Presentation: Longitudinal Neoadjuvant and Post-operative Evaluation of Circulating Tumor DNA in Early Breast Cancer using a Tumor-Informed Assay: Updated Analysis of the TRACER Cohort

Mitchell J. Elliott, MD
Mitchell J. Elliott, MD

Mitchell J. Elliott, MD
Princess Margaret Hospital, University of Toronto,
Toronto, Ontario, Canada

What is your presentation about?
We present data evaluating the prognostic and predictive role of circulating tumour DNA (ctDNA) in patients with early breast cancer using the RaDaR® assay (NeoGenomics). We performed retrospective analysis evaluating ctDNA detection in a cohort of patients with early breast cancer (all receptor subtypes) enrolled at the Princess Margaret Cancer Centre (Toronto, Canada). Participants provided plasma samples before neoadjuvant treatment initiation, on treatment, and during their routine clinical follow up. We present data evaluating the sensitivity of the RaDaR assay at baseline (prior to therapy) as well as how neoadjuvant treatment changes the ability to detect ctDNA throughout a patient’s clinical timeline. RaDaR was able to detect ctDNA in the majority of patients at baseline, with failure to measure ctDNA being a protective factor for disease recurrence. Our data also provides evidence that persistence of ctDNA on neoadjuvant therapy, as measured midway through treatment, is an independent risk factor for clinical recurrence. Furthermore, in routine clinical follow up, RaDaR was able to identify a lead time (time from ctDNA detection to clinical recurrence) in participants enrolled in this cohort.

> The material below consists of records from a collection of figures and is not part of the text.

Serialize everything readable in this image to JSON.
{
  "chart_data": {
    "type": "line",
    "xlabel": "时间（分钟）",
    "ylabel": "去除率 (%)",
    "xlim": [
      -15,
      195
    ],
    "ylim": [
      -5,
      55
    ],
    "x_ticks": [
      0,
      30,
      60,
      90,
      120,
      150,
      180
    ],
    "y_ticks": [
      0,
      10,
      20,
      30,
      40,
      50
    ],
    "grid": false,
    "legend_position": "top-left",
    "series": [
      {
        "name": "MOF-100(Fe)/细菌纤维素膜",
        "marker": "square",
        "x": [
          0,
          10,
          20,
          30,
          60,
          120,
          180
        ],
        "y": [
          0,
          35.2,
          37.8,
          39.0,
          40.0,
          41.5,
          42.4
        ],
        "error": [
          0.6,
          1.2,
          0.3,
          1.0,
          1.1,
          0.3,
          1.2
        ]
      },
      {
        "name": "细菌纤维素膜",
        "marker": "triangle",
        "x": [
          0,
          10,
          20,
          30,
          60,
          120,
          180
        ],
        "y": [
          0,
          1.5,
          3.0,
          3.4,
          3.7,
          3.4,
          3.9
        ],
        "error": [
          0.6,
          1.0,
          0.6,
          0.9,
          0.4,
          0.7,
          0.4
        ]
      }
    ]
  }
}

What makes this topic important in 2023?
This topic is especially important in 2023 because of the movement towards personalizing the delivery of curative intent therapy for patients. Neoadjuvant chemotherapy is the standard of care for patients with high-risk early breast cancer, as determined either by aggressive disease biology (triple negative breast cancer, HER2-positive) or a combination of disease burden and biological features (hormone receptor positive/HER2-negative). While response to neoadjuvant therapy, as assessed by the extent of residual disease at the time of surgery, is used for risk stratification and to inform delivery of adjuvant systemic therapy, such estimates are imprecise at the individual level. Sensitive and specific assays to detect and quantify ctDNA present an opportunity to develop more individualized approaches to treatment. These data support the use of ctDNA assessment in prospective clinical trials to evaluate and validate the routine use of these tests in the treatment of early breast cancer. Further understanding of disease biology using ctDNA, identifying patients where treatment can be de-escalated (potentially saving toxicity) or escalated (potentially curing more patients) are important to deliver personalized therapy for patients with early breast cancer.

How did you get involved in this particular area of breast cancer research, care, or advocacy?
As a clinical fellow, I have the privilege to participate in the care of patients with early and advanced breast cancer. As medical oncologists we are able to do much good for our patients; we frequently run into situations where current treatments are ineffective at curing patients or are associated with significant toxicities. For me, being able to participate in studies looking to identify innovative approaches to personalize therapy for each patient is very important so patients are able to receive the right therapy at the right time — maximizing clinical outcomes.